By SPLC’s telling, Geller exploited the so-called “Ground Zero Mosque” controversy as her “ticket to anti-Muslim superstardom” when she led, along with Islam scholar Robert Spencer, “an effort to depict the [Mosque] project’s planners as radical extremists.” Conspicuously absent from SPLC’s analysis is any substantive refutation of the suggestion that those planners were in fact extremists. Indeed the leader of the project, Faisal Abdul Rauf, is a permanent trustee of a New York-based Islamic Cultural Center whose Imams blamed “the Jews” for the 9/11 attacks. Moreover, Rauf has portrayed 9/11 as an Islamic “reaction” to unjust U.S. “policies” that served as “an accessory” to the attacks; he has accused the United States of having “more [innocent] Muslim blood on its hands than al Qaeda has on its hands of innocent non-Muslims”; he has said that “in the most direct sense, Osama bin Laden is made in the USA”; he has praised Sheikh Yusuf Al-Qaradawi, the grotesquely anti-Semitic Muslim Brotherhood “spiritual leader” who supports Palestinian suicide bombings; he has described the “American political structure” as “Sharia-compliant”; he is a key member of a Malaysian-based organization that is the single largest donor to the Free Gaza Movement, which is a pro-Hamas initiative; and he has refused to give a definitive answer to the question of whether Hamas should be classified as a terrorist group. Is it really so outlandish to characterize Rauf’s views as “extremist”?
Just as SPLC conflates individual hatemongers with respectable conservatives, so does it lump together bands of neo-Nazi lunatics with “anti-Muslim groups” whose only transgression is that they dare to criticize Islam’s dark side; i.e., the Islamic jihad and Sharia Law.

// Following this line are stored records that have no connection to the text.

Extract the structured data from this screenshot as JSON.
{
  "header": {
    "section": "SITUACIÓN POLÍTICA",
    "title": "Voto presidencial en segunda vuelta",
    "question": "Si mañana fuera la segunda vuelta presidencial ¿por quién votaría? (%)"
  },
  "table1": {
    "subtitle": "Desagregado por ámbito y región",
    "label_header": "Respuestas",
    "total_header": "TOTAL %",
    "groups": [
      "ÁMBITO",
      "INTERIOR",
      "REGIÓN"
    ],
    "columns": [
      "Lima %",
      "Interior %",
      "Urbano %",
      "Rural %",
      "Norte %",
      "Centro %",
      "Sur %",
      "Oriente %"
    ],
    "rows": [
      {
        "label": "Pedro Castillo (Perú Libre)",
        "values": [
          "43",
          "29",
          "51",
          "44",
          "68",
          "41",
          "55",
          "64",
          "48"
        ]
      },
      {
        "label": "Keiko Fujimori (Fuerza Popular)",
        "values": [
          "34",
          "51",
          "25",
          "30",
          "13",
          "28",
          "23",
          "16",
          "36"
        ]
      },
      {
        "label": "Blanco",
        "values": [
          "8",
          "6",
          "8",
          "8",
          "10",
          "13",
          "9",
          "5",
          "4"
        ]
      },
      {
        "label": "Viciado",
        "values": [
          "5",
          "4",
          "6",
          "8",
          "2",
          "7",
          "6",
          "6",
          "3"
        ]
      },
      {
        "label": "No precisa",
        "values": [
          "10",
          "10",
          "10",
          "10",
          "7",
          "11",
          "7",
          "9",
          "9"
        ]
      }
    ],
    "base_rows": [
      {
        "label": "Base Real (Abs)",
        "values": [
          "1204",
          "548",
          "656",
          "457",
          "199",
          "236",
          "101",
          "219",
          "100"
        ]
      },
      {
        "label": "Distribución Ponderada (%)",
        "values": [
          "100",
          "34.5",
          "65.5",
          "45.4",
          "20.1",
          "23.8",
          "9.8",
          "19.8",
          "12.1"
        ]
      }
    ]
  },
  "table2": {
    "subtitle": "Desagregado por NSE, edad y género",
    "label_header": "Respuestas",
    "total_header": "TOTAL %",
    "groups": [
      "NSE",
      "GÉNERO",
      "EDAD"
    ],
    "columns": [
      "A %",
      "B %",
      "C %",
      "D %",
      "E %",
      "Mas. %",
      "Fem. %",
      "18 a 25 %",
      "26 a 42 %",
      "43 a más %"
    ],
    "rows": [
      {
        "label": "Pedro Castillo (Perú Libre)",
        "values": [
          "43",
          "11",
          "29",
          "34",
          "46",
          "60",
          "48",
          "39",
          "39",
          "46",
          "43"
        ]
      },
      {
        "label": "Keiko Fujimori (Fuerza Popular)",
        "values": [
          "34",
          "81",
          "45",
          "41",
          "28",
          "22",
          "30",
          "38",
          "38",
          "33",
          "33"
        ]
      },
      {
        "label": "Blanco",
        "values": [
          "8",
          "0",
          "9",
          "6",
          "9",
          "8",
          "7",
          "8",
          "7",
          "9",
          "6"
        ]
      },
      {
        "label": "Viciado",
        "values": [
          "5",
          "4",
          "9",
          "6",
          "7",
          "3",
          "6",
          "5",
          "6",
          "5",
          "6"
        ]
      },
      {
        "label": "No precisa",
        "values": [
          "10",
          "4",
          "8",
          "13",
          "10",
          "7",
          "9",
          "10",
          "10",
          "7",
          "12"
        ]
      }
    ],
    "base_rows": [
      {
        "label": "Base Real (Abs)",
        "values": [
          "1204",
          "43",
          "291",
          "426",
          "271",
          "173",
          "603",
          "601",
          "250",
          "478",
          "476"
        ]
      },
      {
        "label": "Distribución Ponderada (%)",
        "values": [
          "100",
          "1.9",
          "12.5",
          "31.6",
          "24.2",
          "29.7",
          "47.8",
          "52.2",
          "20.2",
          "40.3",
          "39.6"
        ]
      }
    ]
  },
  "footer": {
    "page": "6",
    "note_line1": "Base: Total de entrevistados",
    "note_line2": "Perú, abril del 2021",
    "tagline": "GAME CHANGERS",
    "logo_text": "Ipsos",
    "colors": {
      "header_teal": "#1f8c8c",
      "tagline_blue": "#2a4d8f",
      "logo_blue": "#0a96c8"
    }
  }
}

For instance, the Center has condemned such organizations as Concerned American Citizens, whose objective is to “develop a coalition with moderate Muslims … for promoting Islamic reform in America”; the Sharia Awareness Action Network, which seeks to educate “the American citizenry about how Sharia Law stands in opposition to Constitutional Law”; Political Islam.com, a website that points out, quite accurately, that Islam is “a political ideology” that “divides the world into Muslims and unbelievers,” the latter of whom “must submit to Islam in all politics and public life”; and the Christian Action Network, which produced a documentary, titled Homegrown Jihad, featuring footage of activities inside terrorist training compounds throughout the United States.
Neither the declared objectives nor the public statements of these organizations call for any type of mistreatment of Muslims. But SPLC, presumably convinced of its own ability to ascertain the hidden motives of its ideological adversaries, nonetheless assures us that “anti-Muslim” bigotry is the animating force that drives them. Thus the Center seeks to delegitimize these groups as the moral equivalents of Klansmen. This is standard-operating-procedure for Mark Potok and his crew. In late 2007, for instance, SPLC, working as a propaganda arm for the National Council of La Raza, labeled the Federation for American Immigration Reform (FAIR)—whose mission is to “improve border security” and “stop illegal immigration”—as a “hate group.” “What we are hoping very much to accomplish is to marginalize FAIR,” Potok candidly confirmed at the time. “We don’t think they should be a part of the mainstream media.” Same story, different day.